Persistence of Runtime-Permission privileges
mSettings.writeRuntimePermissionsForUserLPr persists updated permissions to local files.
public void writeRuntimePermissionsForUserLPr(int userId, boolean sync) { if (sync) { mRuntimePermissionsPersistence.writePermissionsForUserSyncLPr(userId); } else { mRuntimePermissionsPersistence.writePermissionsForUserAsyncLPr(userId); } }
Where does persistence go?
private void writePermissionsSync(int userId) { AtomicFile destination = new AtomicFile(getUserRuntimePermissionsFile(userId)); ... FileOutputStream out = null; try { out = destination.startWrite(); ... } } private File getUserRuntimePermissionsFile(int userId) { File userDir = new File(new File(mSystemDir, "users"), Integer.toString(userId)); return new File(userDir, RUNTIME_PERMISSIONS_FILE_NAME); }
The value of getUserRuntime PermissionsFile is the directory data/system/0/runtime-permissions.xml, in which runtime permissions are stored. This file is only available on Android 6.0 and has the following contents: Apply package name + permission name + authorization status
<pkg name="com.snail.xxx"> <item name="android.permission.CALL_PHONE" granted="true" flags="0" /> <item name="android.permission.CAMERA" granted="false" flags="1" /> </pkg>
Runtime-Permission Recovery
Since there is persistence, there must be recovery. The persistent data will be read by PKMS when the mobile phone restarts.On startup, PKMS scans Apk, updates the information in APK AndroidManifest to memory or/data/system/packages.xml file as required. In terms of rights management, packages.xml mainly contains install permission, which is a less sensitive permission.
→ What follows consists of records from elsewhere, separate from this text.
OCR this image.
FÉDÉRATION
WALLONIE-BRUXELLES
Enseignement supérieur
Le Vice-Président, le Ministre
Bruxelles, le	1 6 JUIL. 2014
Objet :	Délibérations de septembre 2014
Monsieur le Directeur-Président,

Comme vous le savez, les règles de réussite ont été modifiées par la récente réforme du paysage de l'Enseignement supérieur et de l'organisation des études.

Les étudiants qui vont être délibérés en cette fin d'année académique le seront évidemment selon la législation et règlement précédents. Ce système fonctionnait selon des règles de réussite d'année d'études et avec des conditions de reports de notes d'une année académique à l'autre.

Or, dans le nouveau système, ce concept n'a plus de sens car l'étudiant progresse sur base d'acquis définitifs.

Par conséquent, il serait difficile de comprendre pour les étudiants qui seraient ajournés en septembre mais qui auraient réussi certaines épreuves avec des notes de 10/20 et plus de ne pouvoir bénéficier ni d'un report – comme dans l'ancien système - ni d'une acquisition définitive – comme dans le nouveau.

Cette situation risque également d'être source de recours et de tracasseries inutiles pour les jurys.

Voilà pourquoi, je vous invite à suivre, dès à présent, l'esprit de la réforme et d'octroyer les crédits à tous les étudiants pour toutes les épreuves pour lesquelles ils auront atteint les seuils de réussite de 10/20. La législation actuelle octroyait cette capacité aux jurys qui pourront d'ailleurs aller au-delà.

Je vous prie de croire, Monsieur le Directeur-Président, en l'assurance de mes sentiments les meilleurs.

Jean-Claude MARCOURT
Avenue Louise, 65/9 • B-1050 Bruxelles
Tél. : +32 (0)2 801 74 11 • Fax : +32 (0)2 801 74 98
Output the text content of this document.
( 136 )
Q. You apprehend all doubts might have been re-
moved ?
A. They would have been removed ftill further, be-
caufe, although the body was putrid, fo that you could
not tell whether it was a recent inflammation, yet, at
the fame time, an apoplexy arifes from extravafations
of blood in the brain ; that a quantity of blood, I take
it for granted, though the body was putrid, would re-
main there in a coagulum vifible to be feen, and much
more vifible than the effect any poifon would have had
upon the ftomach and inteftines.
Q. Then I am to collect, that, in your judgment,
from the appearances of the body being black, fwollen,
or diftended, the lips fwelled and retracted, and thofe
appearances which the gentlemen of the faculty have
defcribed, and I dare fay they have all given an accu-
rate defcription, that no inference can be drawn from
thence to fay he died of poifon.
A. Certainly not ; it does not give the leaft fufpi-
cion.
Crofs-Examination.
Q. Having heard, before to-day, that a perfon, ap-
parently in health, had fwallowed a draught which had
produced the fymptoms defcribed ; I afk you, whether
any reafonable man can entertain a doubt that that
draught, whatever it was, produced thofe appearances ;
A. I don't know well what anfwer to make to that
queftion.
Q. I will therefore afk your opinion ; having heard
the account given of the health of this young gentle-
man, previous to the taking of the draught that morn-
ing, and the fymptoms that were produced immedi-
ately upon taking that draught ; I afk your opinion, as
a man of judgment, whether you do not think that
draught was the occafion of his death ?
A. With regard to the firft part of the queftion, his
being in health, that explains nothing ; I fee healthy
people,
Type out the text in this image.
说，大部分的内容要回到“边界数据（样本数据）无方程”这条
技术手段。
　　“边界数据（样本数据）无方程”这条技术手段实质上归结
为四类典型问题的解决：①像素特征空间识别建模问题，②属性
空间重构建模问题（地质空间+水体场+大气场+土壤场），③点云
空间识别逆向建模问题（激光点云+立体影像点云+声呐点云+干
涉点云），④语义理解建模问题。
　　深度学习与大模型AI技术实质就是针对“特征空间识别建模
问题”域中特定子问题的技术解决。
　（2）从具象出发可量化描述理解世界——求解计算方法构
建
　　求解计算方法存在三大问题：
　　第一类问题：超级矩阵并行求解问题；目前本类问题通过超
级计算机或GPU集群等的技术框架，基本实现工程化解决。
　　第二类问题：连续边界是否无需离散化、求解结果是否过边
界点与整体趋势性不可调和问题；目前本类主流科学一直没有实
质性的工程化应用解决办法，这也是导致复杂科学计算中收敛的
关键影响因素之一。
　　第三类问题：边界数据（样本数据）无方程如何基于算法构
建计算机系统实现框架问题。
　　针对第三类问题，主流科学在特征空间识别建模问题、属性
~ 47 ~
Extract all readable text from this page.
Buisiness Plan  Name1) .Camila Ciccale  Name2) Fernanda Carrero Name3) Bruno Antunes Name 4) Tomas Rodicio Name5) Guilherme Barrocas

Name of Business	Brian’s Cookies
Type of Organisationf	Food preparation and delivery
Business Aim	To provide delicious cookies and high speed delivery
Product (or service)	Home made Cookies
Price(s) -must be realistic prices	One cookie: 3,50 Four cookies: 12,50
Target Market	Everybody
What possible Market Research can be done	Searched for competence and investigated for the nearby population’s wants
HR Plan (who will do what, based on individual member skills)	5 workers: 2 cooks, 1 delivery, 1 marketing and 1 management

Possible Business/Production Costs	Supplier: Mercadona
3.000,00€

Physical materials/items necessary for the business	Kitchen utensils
As long as it is declared in Menifest, it is acquired by default and does not need toTo apply dynamically, packages.xml is updated when the APK is upgraded, installed, or uninstalled, while runtime permissions are stored in data/system/0/runtime-permissions.xml and read at startup as well:
boolean readLPw(@NonNull List<UserInfo> users) { FileInputStream str = null; ... <!--Key point 1--read package Information, including install Permission information (for Android6.0package.xml)--> readPackageLPw(parser); ... <!--Key point 2 read runtime permmsion permissions information--> for (UserInfo user : users) { mRuntimePermissionsPersistence.readStateForUserSyncLPr(user.id); } }
Key point 1 corresponds to static APK information and static permissions, key point 2 corresponds to restored read of dynamic permissions, and all permissions will be placed in the data/system/packages.xml file before Android 6.0.After Android 6.0, permissions are divided into run-time permissions and normal permissions, which are still in data/system/packages.xml, but run-time permissions are in data/system/users/0/runtime-permissions.xml files and support dynamic updates.The general flow is as follows:
What happens when Android 6.0 dynamically applies for common permissions
In Android 6.0, common privileges also support the model of runtime privileges, except that common privileges are already obtained at installation time, grand="true", and do not cancel the entry, so they are always authorized, and when applying for intall privileges, they go directly to the successful branch of the application.If you look at the packages.xml, you'll find that it corresponds to the analysis:
<perms> <item name="android.permission.INTERNET" granted="true" flags="0" /> <item name="android.permission.ACCESS_WIFI_STATE" granted="true" flags="0" /> </perms>
Where are the key nodes for Android dynamic management permissions
For imperfect privilege management models prior to Android 6.0, the contact between authentication and application for privileges occurs when requesting system services. AppopsManager is requested to be authenticated uniformly by system services. This point is managed uniformly by AppOpsService services within each system service, but this mode of operation is too systematic intervention.Many, not conducive to APP autonomous control rights.In 6.0, authentication is separated from application. The APP side can query whether it has certain rights first. If it does not apply again, it can avoid the confusion that the service side participates in rights management and be more clear and flexible.